Aristotle Athari spent a decade building a diverse resume of stand-up comedy and small-screen projects on both sides of the camera.
But for his first cinematic leading role, the Plano native and former Saturday Night Live regular knew he had to find the right project. The indie satire Molli and Max in the Future fit his offbeat comic sensibilities while enabling him to broaden his background.
The science-fiction romantic comedy will screen on Saturday as part of an eclectic lineup for the Oak Cliff Film Festival at the Texas Theatre.
“The script was very unique. Right away, I knew the director was a visionary and I wanted to be involved,” Athari said during the recent the South by Southwest Film & TV Festival. “He allowed me to make it my own. It was a great experience.”
The feature debut of director Michael Lukk Litwak is a futuristic twist on When Harry Met Sally set in an intergalactic world where Max (Athari) and Molli (Zosia Mamet) keep meeting by chance over the course of several years and various dimensions, trying to survive their harsh surroundings while wondering if there are sparks between them.
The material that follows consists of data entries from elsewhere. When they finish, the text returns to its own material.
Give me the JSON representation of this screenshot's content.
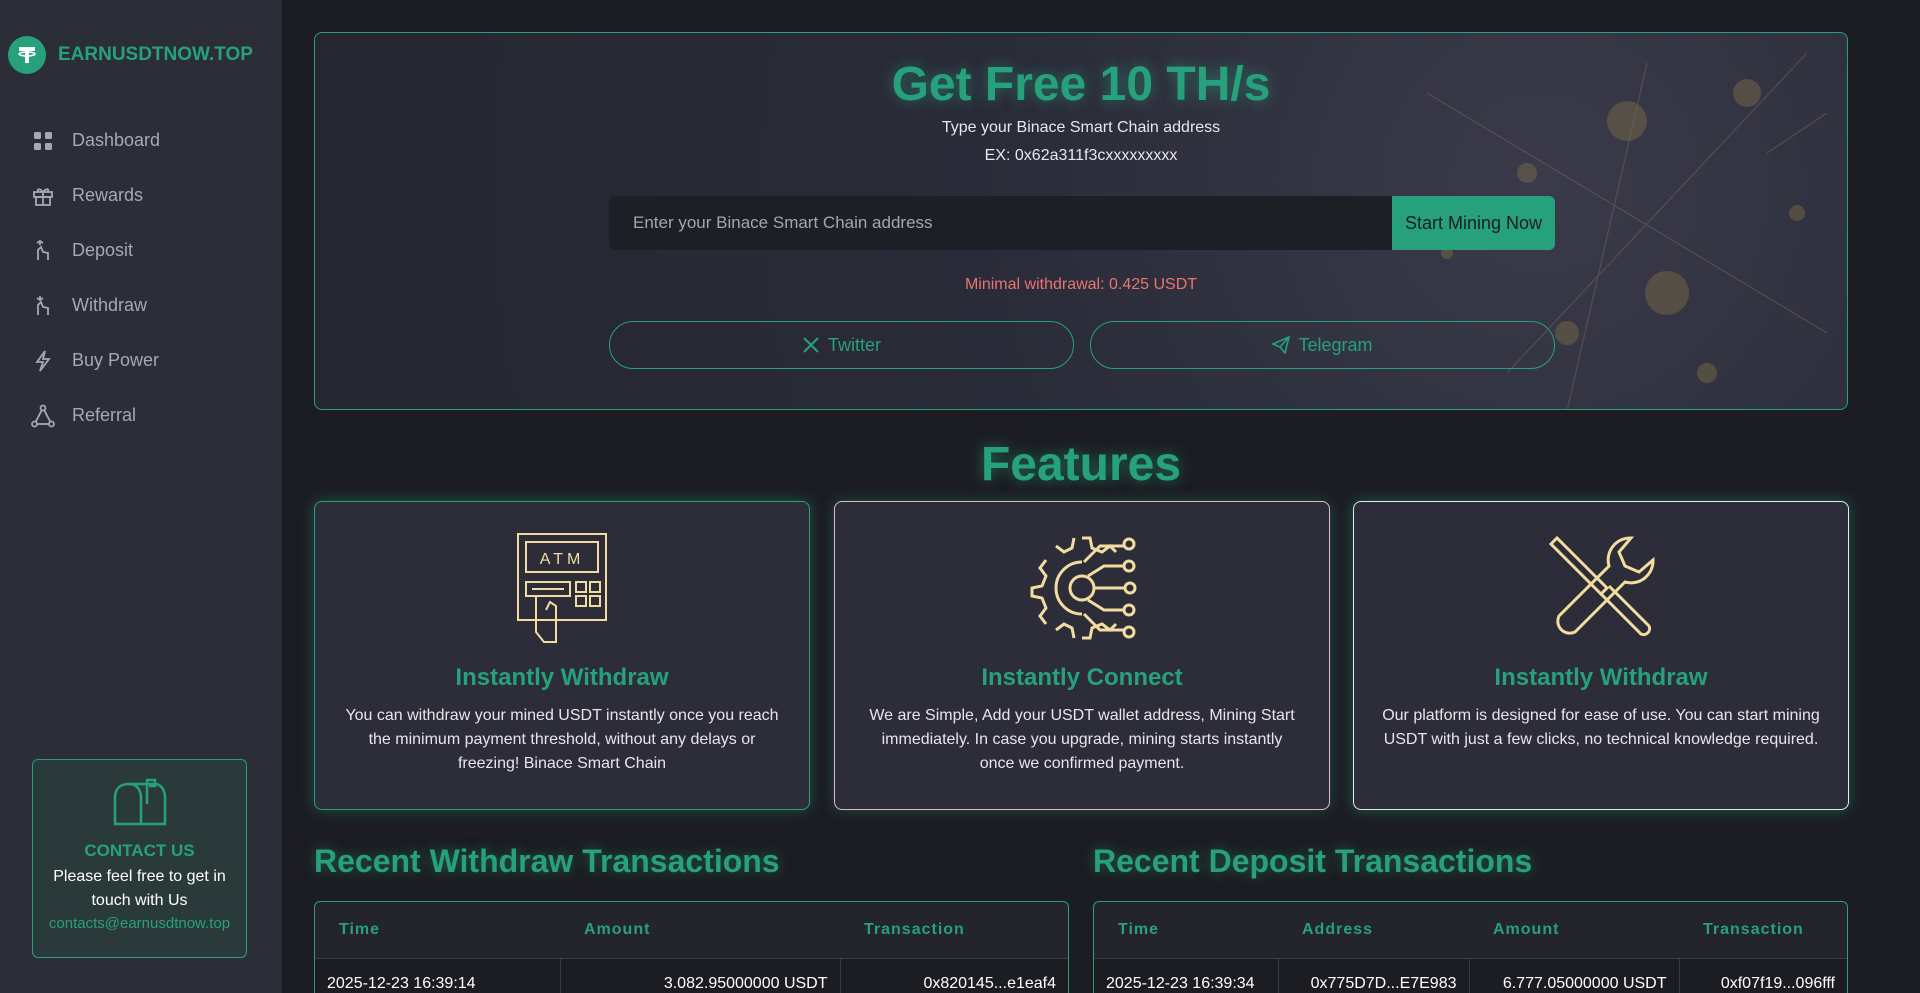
{
  "brand": {
    "name": "EARNUSDTNOW.TOP",
    "logo_icon": "tether-icon",
    "accent": "#26a17b"
  },
  "sidebar": {
    "items": [
      {
        "label": "Dashboard",
        "icon": "grid-icon"
      },
      {
        "label": "Rewards",
        "icon": "gift-icon"
      },
      {
        "label": "Deposit",
        "icon": "deposit-hand-icon"
      },
      {
        "label": "Withdraw",
        "icon": "withdraw-hand-icon"
      },
      {
        "label": "Buy Power",
        "icon": "lightning-icon"
      },
      {
        "label": "Referral",
        "icon": "network-icon"
      }
    ]
  },
  "contact": {
    "title": "CONTACT US",
    "text": "Please feel free to get in touch with Us",
    "email": "contacts@earnusdtnow.top"
  },
  "hero": {
    "title": "Get Free 10 TH/s",
    "subtitle": "Type your Binace Smart Chain address",
    "example": "EX: 0x62a311f3cxxxxxxxxx",
    "input_placeholder": "Enter your Binace Smart Chain address",
    "button": "Start Mining Now",
    "min_withdrawal": "Minimal withdrawal: 0.425 USDT",
    "twitter": "Twitter",
    "telegram": "Telegram"
  },
  "features": {
    "title": "Features",
    "cards": [
      {
        "title": "Instantly Withdraw",
        "text": "You can withdraw your mined USDT instantly once you reach the minimum payment threshold, without any delays or freezing! Binace Smart Chain",
        "icon": "atm-icon"
      },
      {
        "title": "Instantly Connect",
        "text": "We are Simple, Add your USDT wallet address, Mining Start immediately. In case you upgrade, mining starts instantly once we confirmed payment.",
        "icon": "gear-circuit-icon"
      },
      {
        "title": "Instantly Withdraw",
        "text": "Our platform is designed for ease of use. You can start mining USDT with just a few clicks, no technical knowledge required.",
        "icon": "tools-icon"
      }
    ]
  },
  "withdraw_tx": {
    "title": "Recent Withdraw Transactions",
    "headers": [
      "Time",
      "Amount",
      "Transaction"
    ],
    "rows": [
      [
        "2025-12-23 16:39:14",
        "3.082.95000000 USDT",
        "0x820145...e1eaf4"
      ]
    ]
  },
  "deposit_tx": {
    "title": "Recent Deposit Transactions",
    "headers": [
      "Time",
      "Address",
      "Amount",
      "Transaction"
    ],
    "rows": [
      [
        "2025-12-23 16:39:34",
        "0x775D7D...E7E983",
        "6.777.05000000 USDT",
        "0xf07f19...096fff"
      ]
    ]
  }
}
“Everything I work on gives me a chance to expand on what I’ve already done,” Athari said. “I’m always looking for projects that put me in a situation where I’ve got to sink or swim. I feel like I operate best that way.”
The film was shot in New York last summer, just after Athari wrapped his only season as a featured player on SNL.
Athari, 31, grew up in the North Texas suburbs with his mother, who owned an alteration shop across the street from the old Prestonwood Town Center shopping mall. That jokingly came to mind when he recalled the extensive green-screen work on the effects-heavy Molli and Max.
“I spent a lot of time in fitting rooms after school, talking to nobody,” Athari said. “So talking to nothing is not that weird to me, unfortunately.”
He was more into the visual arts at a young age, but remembers seeing stand-up comedy for the first time. George Lopez was playing the Addison Improv, a venue at which Athari has since performed multiple times.
He relocated to Los Angeles before graduating from high school, then attended USC, where a classmate encouraged him to try stand-up. That launched a career that has included numerous sketch shows as an actor and director before breaking through on SNL during the 2021-22 season.
Upcoming projects include the independent film The French Italian and a recurring role on the third season of the MAX series Hacks. His connections to Dallas these days are mostly of the gastrointestinal variety — fond memories of trips to Colter’s, Luby’s, Taco Bueno, or Shipley’s Donuts.
“There’s certain things about Dallas that will never leave my body,” Athari said. “I’m guided by my stomach, is what my mom used to say. The Great Outdoors is the best sandwich shop on the planet.”
OCFF has several feature projects and short films with local ties on its schedule, which opens on Thursday and runs through Sunday at multiple screening locations. Highlights include:
100 Ways to Cross the Border — This documentary directed by SMU film professor Amber Bernak profiles the life and work of queer Latinx artist Guillermo Gomez-Pena.
Quantum Cowboys — The latest from filmmaker Geoff Marslett (Loves Her Gun), a Dallas native, is a time-travel Western incorporating various animation styles.
Somewhere Quiet — Dallas-based Last Rodeo Studios is behind this buzzy horror film about a young woman trying to adjust to normalcy after a kidnapping.